Intensive insulin therapy in patients with type 1 diabetes mellitus

Effect of smartphone apps on glycemic control in young patients with type 1 diabetes: A meta-analysis

Objectives

Achieving glycemic control is a great challenge for young patients with type 1 diabetes (T1D), especially during the transition from childhood to adulthood. As various smartphone apps have been developed to improve glycemic control in T1D, we performed a meta-analysis of randomized controlled trials to assess the effect of smartphone apps on glycemic control in young patients with T1D.

Methods

We systematically searched PubMed, Embase, and the Cochrane Library for randomized controlled trials comparing combined usual care and smartphone app treatment to usual care alone. This meta-analysis is reported in accordance with the Preferred Reporting Items for Systematic Reviews and Meta-Analysis (PRISMA) statement.
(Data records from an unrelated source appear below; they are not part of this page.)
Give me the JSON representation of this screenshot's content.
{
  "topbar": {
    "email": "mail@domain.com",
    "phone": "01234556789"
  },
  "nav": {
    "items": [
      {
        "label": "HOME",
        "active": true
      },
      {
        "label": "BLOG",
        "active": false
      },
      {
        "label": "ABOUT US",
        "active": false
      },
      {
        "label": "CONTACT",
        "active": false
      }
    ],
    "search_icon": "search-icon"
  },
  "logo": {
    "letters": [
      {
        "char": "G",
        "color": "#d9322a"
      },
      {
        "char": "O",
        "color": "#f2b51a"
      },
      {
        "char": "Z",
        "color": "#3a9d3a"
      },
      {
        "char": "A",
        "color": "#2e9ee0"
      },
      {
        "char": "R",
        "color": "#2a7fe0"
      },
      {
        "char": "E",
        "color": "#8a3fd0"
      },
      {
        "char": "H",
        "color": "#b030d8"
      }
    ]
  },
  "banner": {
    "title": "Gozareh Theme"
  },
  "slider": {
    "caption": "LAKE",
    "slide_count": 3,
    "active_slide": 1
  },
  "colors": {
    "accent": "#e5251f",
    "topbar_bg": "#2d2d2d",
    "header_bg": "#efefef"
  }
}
The primary outcomes were the weighted difference in means (WMD) of HbA1c change from baseline and the person-years incidence of mild hypoglycemia or severe hypoglycemia between intervention and control groups. We assessed pooled data by use of a random-effects model.

Results

Of 1,190 identified studies, nine were eligible and included in our analysis (N = 748 participants). Relative to the control, using smartphone apps yielded a non-significant reduction in glycated hemoglobin (HbA1c) (WMD = −0.26, 95% CI: −0.56 to 0.05; p = 0.10) and no increased frequency of mild hypoglycemia (WMD = 1.87, 95% CI: −1.52 to 5.27; p = 0.49) or severe hypoglycemia (WMD = −0.04, 95% CI: −0.35 to 0.27; p = 0.80). In further subgroup analysis, compared with the recording-style app group, the auxiliary-style app group exhibited a significant reduction in HbA1c (WMD = −0.83, 95% CI: −1.10 to −0.56, p < 0.001).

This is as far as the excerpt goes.